Overfeeding is always a possibility, however once the bugs have a predator, they will hide under the leaves and such. It should be fine. If you are concerned, you could always take out a bunch and put them in a rubbermade to culture them.


----------



## irishanaconda (Nov 12, 2010)

Kalakole said:


> Overfeeding is always a possibility, however once the bugs have a predator, they will hide under the leaves and such. It should be fine. If you are concerned, you could always take out a bunch and put them in a rubbermade to culture them.
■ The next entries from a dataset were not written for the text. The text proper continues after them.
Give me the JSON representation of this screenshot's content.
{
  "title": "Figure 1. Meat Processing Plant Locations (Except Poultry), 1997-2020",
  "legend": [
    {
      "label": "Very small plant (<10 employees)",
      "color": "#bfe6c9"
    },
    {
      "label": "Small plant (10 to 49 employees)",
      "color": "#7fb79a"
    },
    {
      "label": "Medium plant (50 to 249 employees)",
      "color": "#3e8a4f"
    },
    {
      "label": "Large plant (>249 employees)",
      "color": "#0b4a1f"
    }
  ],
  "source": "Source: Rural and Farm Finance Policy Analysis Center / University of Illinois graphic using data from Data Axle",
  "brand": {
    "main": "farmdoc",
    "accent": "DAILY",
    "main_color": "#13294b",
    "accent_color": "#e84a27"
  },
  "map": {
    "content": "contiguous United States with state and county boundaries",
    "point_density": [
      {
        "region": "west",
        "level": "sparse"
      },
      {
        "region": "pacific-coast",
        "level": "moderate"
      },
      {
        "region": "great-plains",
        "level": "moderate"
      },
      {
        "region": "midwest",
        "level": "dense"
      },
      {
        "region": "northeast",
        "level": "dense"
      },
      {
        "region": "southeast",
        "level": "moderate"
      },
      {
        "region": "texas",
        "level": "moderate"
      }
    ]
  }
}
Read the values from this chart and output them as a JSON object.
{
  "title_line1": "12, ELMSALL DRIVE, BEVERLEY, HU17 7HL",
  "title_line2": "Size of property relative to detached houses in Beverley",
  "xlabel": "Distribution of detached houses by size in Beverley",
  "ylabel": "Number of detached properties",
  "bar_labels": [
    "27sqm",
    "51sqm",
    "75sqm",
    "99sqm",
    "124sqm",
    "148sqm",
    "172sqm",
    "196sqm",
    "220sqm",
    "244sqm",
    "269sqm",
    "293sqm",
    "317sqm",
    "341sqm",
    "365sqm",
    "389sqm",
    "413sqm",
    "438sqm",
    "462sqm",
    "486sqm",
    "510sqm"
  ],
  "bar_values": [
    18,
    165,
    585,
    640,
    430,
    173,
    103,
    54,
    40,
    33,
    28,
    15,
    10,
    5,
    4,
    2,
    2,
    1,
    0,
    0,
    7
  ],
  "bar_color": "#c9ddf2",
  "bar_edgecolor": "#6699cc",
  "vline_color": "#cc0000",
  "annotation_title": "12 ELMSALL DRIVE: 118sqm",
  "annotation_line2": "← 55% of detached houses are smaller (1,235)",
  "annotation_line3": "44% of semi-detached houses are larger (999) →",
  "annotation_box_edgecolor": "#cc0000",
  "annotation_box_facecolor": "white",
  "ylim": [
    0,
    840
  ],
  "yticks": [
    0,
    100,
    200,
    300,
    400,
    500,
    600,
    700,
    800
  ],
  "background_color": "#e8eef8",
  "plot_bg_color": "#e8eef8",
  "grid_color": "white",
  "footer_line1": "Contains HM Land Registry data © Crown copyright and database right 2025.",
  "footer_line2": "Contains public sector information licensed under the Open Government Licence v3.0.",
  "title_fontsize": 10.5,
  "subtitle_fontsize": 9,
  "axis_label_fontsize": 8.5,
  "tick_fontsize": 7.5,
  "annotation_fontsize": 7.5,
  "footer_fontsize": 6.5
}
I might just do that, there were so many it looked like the sphagnum moss was moving


----------



## Kalakole (Jun 30, 2011)

Haha wish I had that problem with the swarf whites. Now the Giant oranges on the other hand...


----------



## mrzoggs (May 27, 2012)

Had sort of the same thing happen to me. I had a 10g q/t tank set up a while back and a long time ago I dumped some isos in there. Since then, the frogs have been long gone out of the tank and the tank has been sitting in the garage. The other day I went into the garage to grab the tank because I needed something to put some plants in. I went to snatch out all the sphagnum I had in the bottom and realized it was crawling with dwarf whites. I couldn't imagine how hot is has gotten in the garage over the summer. Now I don't know what to do with all these haha. It doesn't help that I breed them and sell them, now I have way too many.


----------



## irishanaconda (Nov 12, 2010)

i think the spanish oranges must have died in mine lol


----------



## mrzoggs (May 27, 2012)

yeah for some reason they don't do as well in mine either. Ive had a couple vivs that I stopped using and when I peeked in a week later, they were laying dead inside.


----------